The correlation of surrogate endpoints and OS can be influenced by sequential treatment after progression. In a subgroup analysis, the rs value and R2 value between TTP and OS in the first line studies were 0.59 (P=0.043) and 0.28 (P=0.075). In the second line studies, rs value and R2 value between TTP and OS were 0.87 (P=0.022) and 0.80 (P=0.016). The correlation between TTP and OS was higher in the second line setting compared with the first line setting. This could be expected as patients enroled in the first line therapy have a higher chance to receive additional treatment after progression compared with those enroled in the second line therapy. In addition, although there is no effective second line systemic chemotherapy besides regorafenib, which has recently been reported, this result may indicate that the survival of HCC patients treated with molecular targeted agent can be influenced by following local therapy or supportive care. However, we could not perform subgroup analysis using HR due to limited number of study included in the study. Although analysis of median data uses each treatment arm as a variates, paired treatment arm is needed in the analysis of HR. Thus, we cannot confirm that the correlation between TTP and OS is higher in the second line setting compared with the first line setting.

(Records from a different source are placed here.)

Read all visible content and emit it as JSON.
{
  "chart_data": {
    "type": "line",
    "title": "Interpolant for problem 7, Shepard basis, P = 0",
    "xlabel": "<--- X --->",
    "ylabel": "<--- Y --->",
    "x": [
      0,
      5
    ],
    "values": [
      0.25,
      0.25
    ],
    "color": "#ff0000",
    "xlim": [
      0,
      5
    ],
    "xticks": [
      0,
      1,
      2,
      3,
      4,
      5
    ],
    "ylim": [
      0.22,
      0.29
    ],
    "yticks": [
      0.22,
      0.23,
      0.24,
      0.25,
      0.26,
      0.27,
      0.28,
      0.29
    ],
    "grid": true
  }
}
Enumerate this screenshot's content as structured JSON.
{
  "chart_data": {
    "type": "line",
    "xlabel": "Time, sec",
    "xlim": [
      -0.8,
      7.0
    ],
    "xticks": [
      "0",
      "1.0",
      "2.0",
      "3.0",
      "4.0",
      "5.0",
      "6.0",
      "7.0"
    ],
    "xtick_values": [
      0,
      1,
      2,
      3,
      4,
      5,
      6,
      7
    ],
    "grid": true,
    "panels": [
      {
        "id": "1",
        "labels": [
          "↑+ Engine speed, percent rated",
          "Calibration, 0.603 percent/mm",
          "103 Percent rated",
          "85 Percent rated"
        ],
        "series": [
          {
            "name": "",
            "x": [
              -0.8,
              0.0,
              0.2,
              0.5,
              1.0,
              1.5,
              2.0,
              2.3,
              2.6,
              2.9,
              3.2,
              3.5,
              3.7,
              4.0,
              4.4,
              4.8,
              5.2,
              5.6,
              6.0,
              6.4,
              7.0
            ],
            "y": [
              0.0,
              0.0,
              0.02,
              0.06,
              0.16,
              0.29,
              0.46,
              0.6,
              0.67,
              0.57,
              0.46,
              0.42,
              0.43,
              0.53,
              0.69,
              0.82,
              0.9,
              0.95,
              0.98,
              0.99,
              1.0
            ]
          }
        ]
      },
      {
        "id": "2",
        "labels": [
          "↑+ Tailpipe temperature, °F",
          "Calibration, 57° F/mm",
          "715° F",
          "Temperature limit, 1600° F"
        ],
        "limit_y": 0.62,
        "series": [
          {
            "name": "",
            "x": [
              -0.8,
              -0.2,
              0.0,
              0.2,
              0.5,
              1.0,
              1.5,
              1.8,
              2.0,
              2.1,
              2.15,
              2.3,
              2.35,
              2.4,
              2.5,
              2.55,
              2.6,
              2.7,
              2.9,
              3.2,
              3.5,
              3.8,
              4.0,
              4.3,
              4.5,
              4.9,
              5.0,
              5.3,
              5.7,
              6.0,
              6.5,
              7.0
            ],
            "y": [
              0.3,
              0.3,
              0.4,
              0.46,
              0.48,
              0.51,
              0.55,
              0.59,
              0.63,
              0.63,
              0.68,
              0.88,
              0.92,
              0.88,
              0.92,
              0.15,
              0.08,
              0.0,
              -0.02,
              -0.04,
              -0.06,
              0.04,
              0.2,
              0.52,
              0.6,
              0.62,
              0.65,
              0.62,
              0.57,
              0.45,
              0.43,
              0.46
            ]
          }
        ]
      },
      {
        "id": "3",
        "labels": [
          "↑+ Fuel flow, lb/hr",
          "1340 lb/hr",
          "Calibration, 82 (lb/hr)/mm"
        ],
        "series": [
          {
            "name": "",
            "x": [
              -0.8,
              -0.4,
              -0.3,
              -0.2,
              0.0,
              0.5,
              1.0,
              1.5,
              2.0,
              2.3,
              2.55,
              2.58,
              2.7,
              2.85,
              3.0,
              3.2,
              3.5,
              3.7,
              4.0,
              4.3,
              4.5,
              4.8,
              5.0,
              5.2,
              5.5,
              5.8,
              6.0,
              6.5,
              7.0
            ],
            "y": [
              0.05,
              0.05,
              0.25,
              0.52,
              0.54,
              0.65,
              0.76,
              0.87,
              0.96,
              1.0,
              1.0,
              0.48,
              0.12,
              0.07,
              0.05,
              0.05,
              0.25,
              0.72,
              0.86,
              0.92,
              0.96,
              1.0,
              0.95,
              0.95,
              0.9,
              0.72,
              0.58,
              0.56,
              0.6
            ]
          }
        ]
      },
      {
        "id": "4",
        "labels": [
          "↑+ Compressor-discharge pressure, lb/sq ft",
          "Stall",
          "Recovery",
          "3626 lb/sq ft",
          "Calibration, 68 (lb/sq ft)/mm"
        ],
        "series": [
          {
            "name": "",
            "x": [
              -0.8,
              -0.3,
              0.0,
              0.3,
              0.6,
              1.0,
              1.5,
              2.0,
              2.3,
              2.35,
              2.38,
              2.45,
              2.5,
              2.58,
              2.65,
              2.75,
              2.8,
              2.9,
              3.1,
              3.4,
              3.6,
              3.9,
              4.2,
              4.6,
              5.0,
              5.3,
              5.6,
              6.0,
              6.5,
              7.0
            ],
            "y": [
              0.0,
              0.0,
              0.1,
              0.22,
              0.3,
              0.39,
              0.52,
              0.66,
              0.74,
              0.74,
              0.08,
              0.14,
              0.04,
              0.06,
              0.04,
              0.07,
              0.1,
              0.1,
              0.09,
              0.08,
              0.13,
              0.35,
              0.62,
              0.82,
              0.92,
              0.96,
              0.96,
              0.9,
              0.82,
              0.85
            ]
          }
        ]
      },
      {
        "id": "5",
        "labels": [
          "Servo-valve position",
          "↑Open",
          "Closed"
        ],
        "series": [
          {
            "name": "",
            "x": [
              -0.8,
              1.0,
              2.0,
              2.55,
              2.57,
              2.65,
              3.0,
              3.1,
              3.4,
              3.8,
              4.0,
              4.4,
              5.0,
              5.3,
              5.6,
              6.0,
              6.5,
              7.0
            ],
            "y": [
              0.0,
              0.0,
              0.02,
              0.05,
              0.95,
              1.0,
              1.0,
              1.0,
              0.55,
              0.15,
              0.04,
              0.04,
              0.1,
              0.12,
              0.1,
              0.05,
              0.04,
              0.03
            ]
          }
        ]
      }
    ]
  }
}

There are several limitations in the present study. A reliable surrogate endpoint should be associated with outcome in both individual-level and trial-level measure (Buyse et al, 2000a). This study was a meta-analysis of previous studies and the association of surrogate endpoint and OS was done in trial-level measure but not in individual-level. Analyses of patient-level data are needed to confirm the surrogacy of TTP for OS. Another limitation of the present study is that only nine clinical trials were included in the meta-analysis. Six studies were performed in first line population and only three studies evaluated second line treatment population. However, our meta-analysis included all randomised controlled phase III trials evaluating the role of molecular targeted therapy in advanced HCC, which have been reported since the advent of sorafenib. In addition, this is the first meta-analysis to evaluate the association of TTP and OS in advanced HCC.

In conclusion, TTP could be used as a surrogate marker in advanced HCC patients treated with molecular targeted therapy. However, the results suggest modest correlation between treatment effects on TTP and OS. Along with individual-level analysis, additional work is needed to confirm our findings.